(a) a contribution to a collective work;
(b) a part of a motion picture or other audiovisual work;
(c) a translation;
(d) a supplementary work, that is a work prepared for publication as a secondary adjunct to a work by another author for the purpose of introducing, concluding, illustrating, explaining, revising, commenting upon, or assisting in the use of the other work, such as forewords, afterwords, pictorial illustrations, maps, charts, tables, editorial notes, musical arrangements, answer material for tests, bibliographies, appendixes, and indexes;
(e) a compilation;
(f) an instructional text, that is a literary, pictorial, or graphic work prepared for publication and with the purpose of use in systematic instructional activities;
(g) a test;
(h) answer material for a test; or
(i) an atlas.
As is all too common in the Copyright Act, this subparagraph makes a great deal more sense if one cuts away the simple instances from back to front.
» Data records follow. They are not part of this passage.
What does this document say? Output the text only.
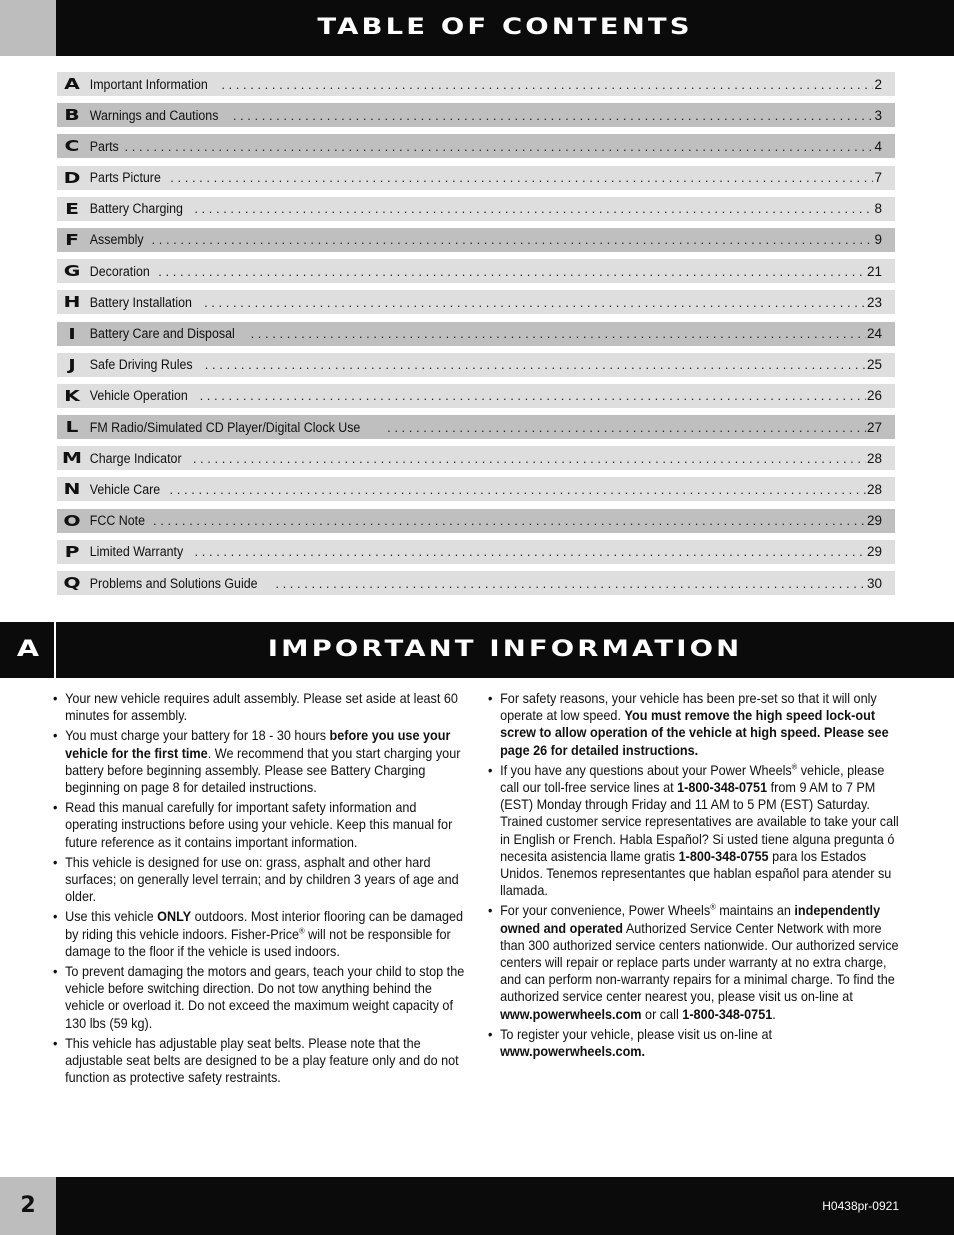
TABLE OF CONTENTS
A Important Information . . .	2
B Warnings and Cautions . . .	3
C Parts . . .	4
D Parts Picture . . .	7
E Battery Charging . . .	8
F Assembly . . .	9
G Decoration . . .	21
H Battery Installation . . .	23
I	Battery Care and Disposal . . .	24
J	Safe Driving Rules . . .	25
K Vehicle Operation . . .	26
L FM Radio/Simulated CD Player/Digital Clock Use . . .	27
M Charge Indicator . . .	28
N Vehicle Care . . .	28
O FCC Note . . .	29
P Limited Warranty . . .	29
Q Problems and Solutions Guide . . .	30
A	IMPORTANT INFORMATION
• Your new vehicle requires adult assembly. Please set aside at least 60 minutes for assembly.
• You must charge your battery for 18 - 30 hours before you use your vehicle for the first time. We recommend that you start charging your battery before beginning assembly. Please see Battery Charging beginning on page 8 for detailed instructions.
• Read this manual carefully for important safety information and operating instructions before using your vehicle. Keep this manual for future reference as it contains important information.
• This vehicle is designed for use on: grass, asphalt and other hard surfaces; on generally level terrain; and by children 3 years of age and older.
• Use this vehicle ONLY outdoors. Most interior flooring can be damaged by riding this vehicle indoors. Fisher-Price® will not be responsible for damage to the floor if the vehicle is used indoors.
• To prevent damaging the motors and gears, teach your child to stop the vehicle before switching direction. Do not tow anything behind the vehicle or overload it. Do not exceed the maximum weight capacity of 130 lbs (59 kg).
• This vehicle has adjustable play seat belts. Please note that the adjustable seat belts are designed to be a play feature only and do not function as protective safety restraints.
• For safety reasons, your vehicle has been pre-set so that it will only operate at low speed. You must remove the high speed lock-out screw to allow operation of the vehicle at high speed. Please see page 26 for detailed instructions.
• If you have any questions about your Power Wheels® vehicle, please call our toll-free service lines at 1-800-348-0751 from 9 AM to 7 PM (EST) Monday through Friday and 11 AM to 5 PM (EST) Saturday. Trained customer service representatives are available to take your call in English or French. Habla Español? Si usted tiene alguna pregunta ó necesita asistencia llame gratis 1-800-348-0755 para los Estados Unidos. Tenemos representantes que hablan español para atender su llamada.
• For your convenience, Power Wheels® maintains an independently owned and operated Authorized Service Center Network with more than 300 authorized service centers nationwide. Our authorized service centers will repair or replace parts under warranty at no extra charge, and can perform non-warranty repairs for a minimal charge. To find the authorized service center nearest you, please visit us on-line at www.powerwheels.com or call 1-800-348-0751.
• To register your vehicle, please visit us on-line at www.powerwheels.com.
2	H0438pr-0921
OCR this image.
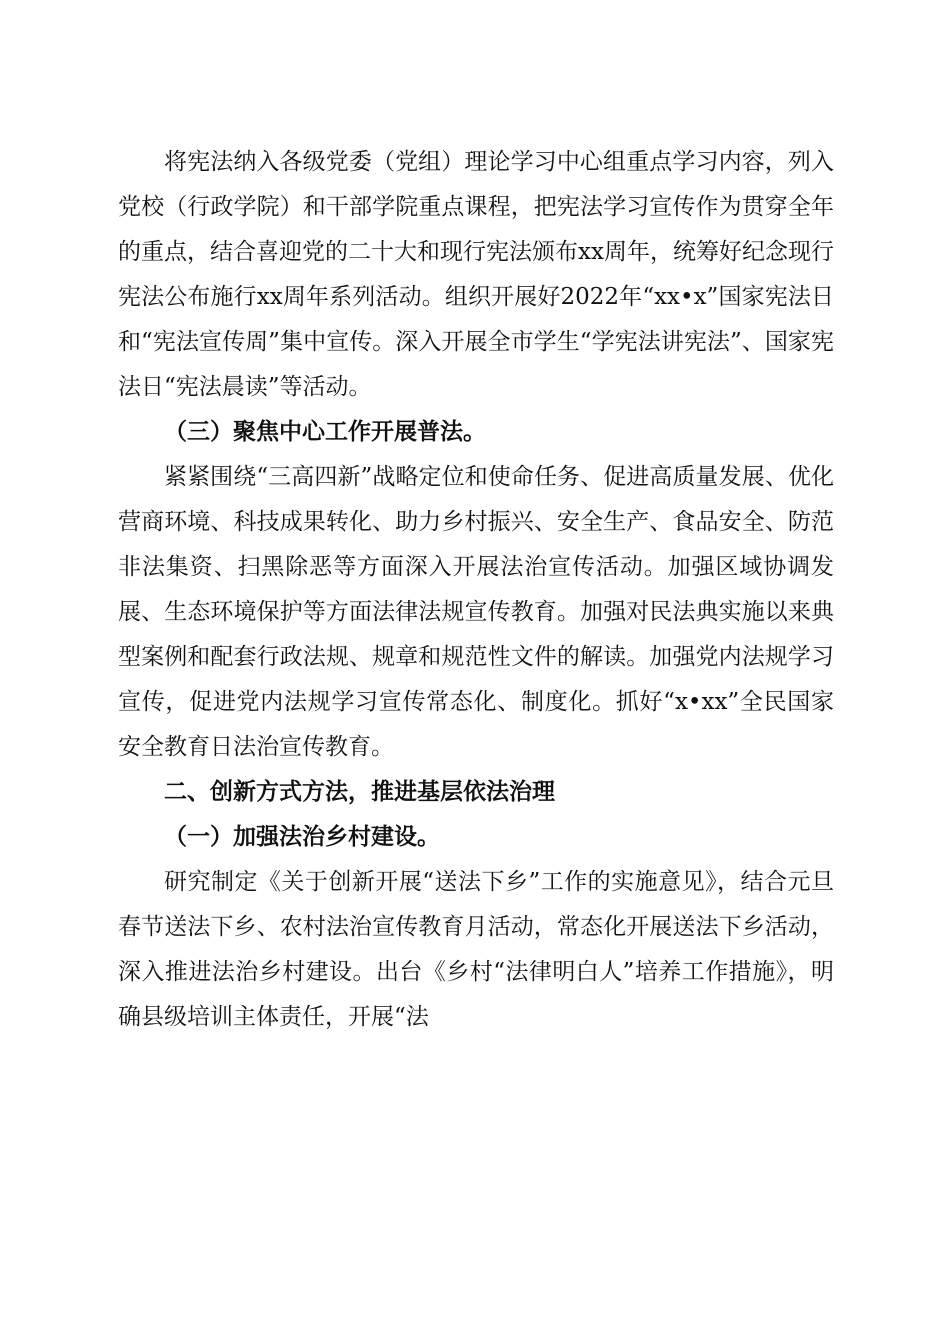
将宪法纳入各级党委（党组）理论学习中心组重点学习内容，列入党校（行政学院）和干部学院重点课程，把宪法学习宣传作为贯穿全年的重点，结合喜迎党的二十大和现行宪法颁布xx周年，统筹好纪念现行宪法公布施行xx周年系列活动。组织开展好2022年“xx•x”国家宪法日和“宪法宣传周”集中宣传。深入开展全市学生“学宪法讲宪法”、国家宪法日“宪法晨读”等活动。

（三）聚焦中心工作开展普法。

紧紧围绕“三高四新”战略定位和使命任务、促进高质量发展、优化营商环境、科技成果转化、助力乡村振兴、安全生产、食品安全、防范非法集资、扫黑除恶等方面深入开展法治宣传活动。加强区域协调发展、生态环境保护等方面法律法规宣传教育。加强对民法典实施以来典型案例和配套行政法规、规章和规范性文件的解读。加强党内法规学习宣传，促进党内法规学习宣传常态化、制度化。抓好“x•xx”全民国家安全教育日法治宣传教育。

二、创新方式方法，推进基层依法治理

（一）加强法治乡村建设。

研究制定《关于创新开展“送法下乡”工作的实施意见》，结合元旦春节送法下乡、农村法治宣传教育月活动，常态化开展送法下乡活动，深入推进法治乡村建设。出台《乡村“法律明白人”培养工作措施》，明确县级培训主体责任，开展“法
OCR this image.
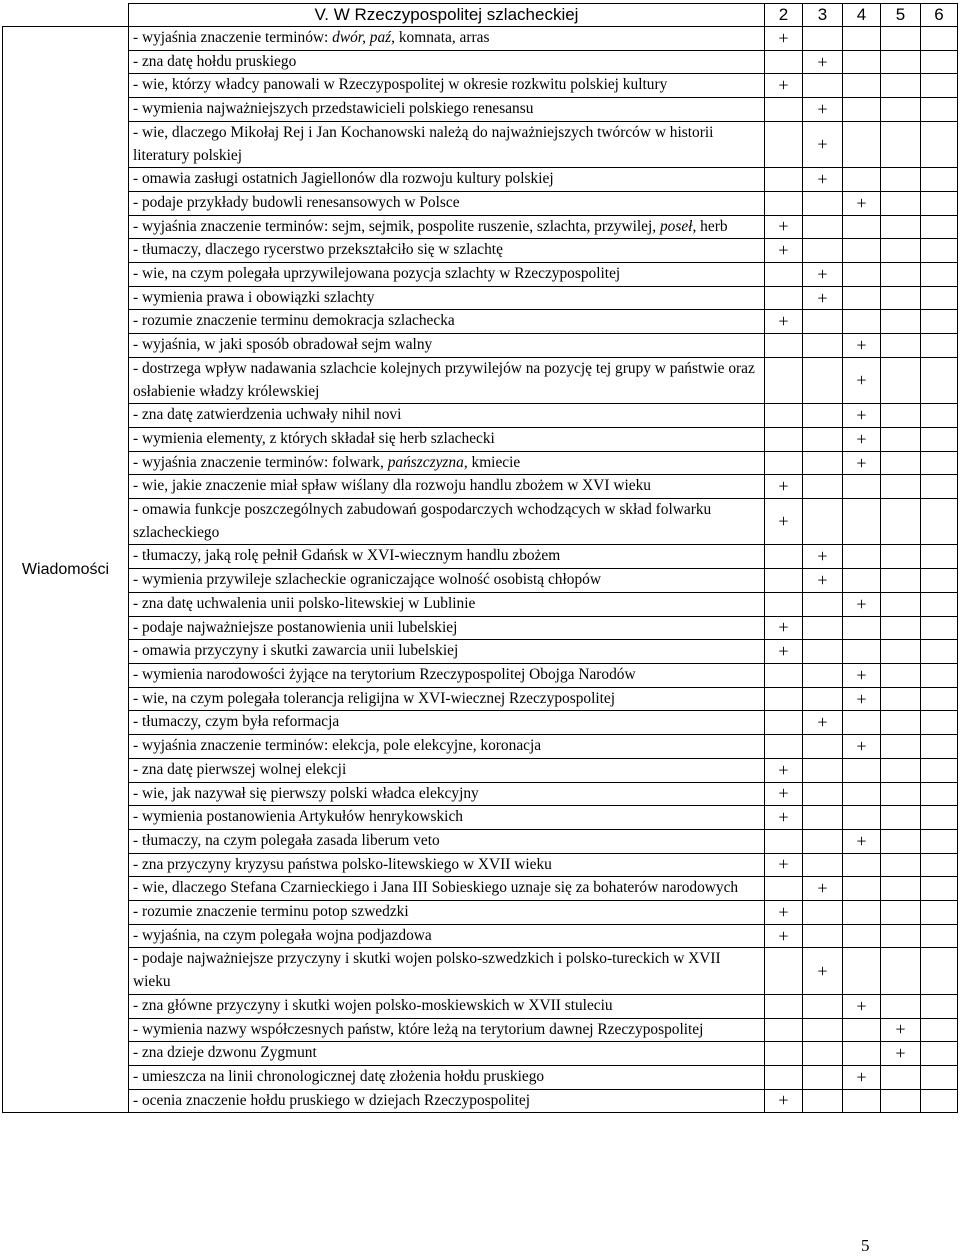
	V. W Rzeczypospolitej szlacheckiej	2	3	4	5	6
Wiadomości	- wyjaśnia znaczenie terminów: dwór, paź, komnata, arras	+				
	- zna datę hołdu pruskiego		+			
	- wie, którzy władcy panowali w Rzeczypospolitej w okresie rozkwitu polskiej kultury	+				
	- wymienia najważniejszych przedstawicieli polskiego renesansu		+			
	- wie, dlaczego Mikołaj Rej i Jan Kochanowski należą do najważniejszych twórców w historii literatury polskiej		+			
	- omawia zasługi ostatnich Jagiellonów dla rozwoju kultury polskiej		+			
	- podaje przykłady budowli renesansowych w Polsce			+		
	- wyjaśnia znaczenie terminów: sejm, sejmik, pospolite ruszenie, szlachta, przywilej, poseł, herb	+				
	- tłumaczy, dlaczego rycerstwo przekształciło się w szlachtę	+				
	- wie, na czym polegała uprzywilejowana pozycja szlachty w Rzeczypospolitej		+			
	- wymienia prawa i obowiązki szlachty		+			
	- rozumie znaczenie terminu demokracja szlachecka	+				
	- wyjaśnia, w jaki sposób obradował sejm walny			+		
	- dostrzega wpływ nadawania szlachcie kolejnych przywilejów na pozycję tej grupy w państwie oraz osłabienie władzy królewskiej			+		
	- zna datę zatwierdzenia uchwały nihil novi			+		
	- wymienia elementy, z których składał się herb szlachecki			+		
	- wyjaśnia znaczenie terminów: folwark, pańszczyzna, kmiecie			+		
	- wie, jakie znaczenie miał spław wiślany dla rozwoju handlu zbożem w XVI wieku	+				
	- omawia funkcje poszczególnych zabudowań gospodarczych wchodzących w skład folwarku szlacheckiego	+				
	- tłumaczy, jaką rolę pełnił Gdańsk w XVI-wiecznym handlu zbożem		+			
	- wymienia przywileje szlacheckie ograniczające wolność osobistą chłopów		+			
	- zna datę uchwalenia unii polsko-litewskiej w Lublinie			+		
	- podaje najważniejsze postanowienia unii lubelskiej	+				
	- omawia przyczyny i skutki zawarcia unii lubelskiej	+				
	- wymienia narodowości żyjące na terytorium Rzeczypospolitej Obojga Narodów			+		
	- wie, na czym polegała tolerancja religijna w XVI-wiecznej Rzeczypospolitej			+		
	- tłumaczy, czym była reformacja		+			
	- wyjaśnia znaczenie terminów: elekcja, pole elekcyjne, koronacja			+		
	- zna datę pierwszej wolnej elekcji	+				
	- wie, jak nazywał się pierwszy polski władca elekcyjny	+				
	- wymienia postanowienia Artykułów henrykowskich	+				
	- tłumaczy, na czym polegała zasada liberum veto			+		
	- zna przyczyny kryzysu państwa polsko-litewskiego w XVII wieku	+				
	- wie, dlaczego Stefana Czarnieckiego i Jana III Sobieskiego uznaje się za bohaterów narodowych		+			
	- rozumie znaczenie terminu potop szwedzki	+				
	- wyjaśnia, na czym polegała wojna podjazdowa	+				
	- podaje najważniejsze przyczyny i skutki wojen polsko-szwedzkich i polsko-tureckich w XVII wieku		+			
	- zna główne przyczyny i skutki wojen polsko-moskiewskich w XVII stuleciu			+		
	- wymienia nazwy współczesnych państw, które leżą na terytorium dawnej Rzeczypospolitej				+	
	- zna dzieje dzwonu Zygmunt				+	
	- umieszcza na linii chronologicznej datę złożenia hołdu pruskiego			+		
	- ocenia znaczenie hołdu pruskiego w dziejach Rzeczypospolitej	+				
5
Any properly trained programmer will emphasize that one should put the simplest options in a branching tree at the top of the tree, not at the end, so that others can maintain the code later. It's pretty apparent that no properly trained programmers were involved in creating this monstrosity!3
In any event, it's pretty clear what an atlas (i) is; similarly, a test (g) and answer material for a test (h) are pretty clear. Although the definition of instructional text (f) is both overlong and underinclusive, it is at least clear (although one must question whose purpose matters the patron's or the creator's?). Skipping a bit, the definition of a supplementary work (d) is simultaneously overlong, underinclusive, and reasonably clear. That leaves us with four remaining possible types of WFH:
(a) a contribution to a collective work;
(b) a part of a motion picture or other audiovisual work;
(c) a translation;
(e) a compilation;
So, we've successfully cleared away more than half of the possibilities. The remaining four, however, will not prove so simple. Nor will the universe of works excluded from WFH for nonemployees.
- It's also bad writing, particularly for a list with multiple compound elements. As the Seventh Circuit has noted, "This is not fine prose nor, by itself, terribly clear. It would appear to have been drafted by lawyers." Bourke v. Dun & Bradstreet, Inc., 159 F.3d 1032, 1037 (7th Cir. 1998).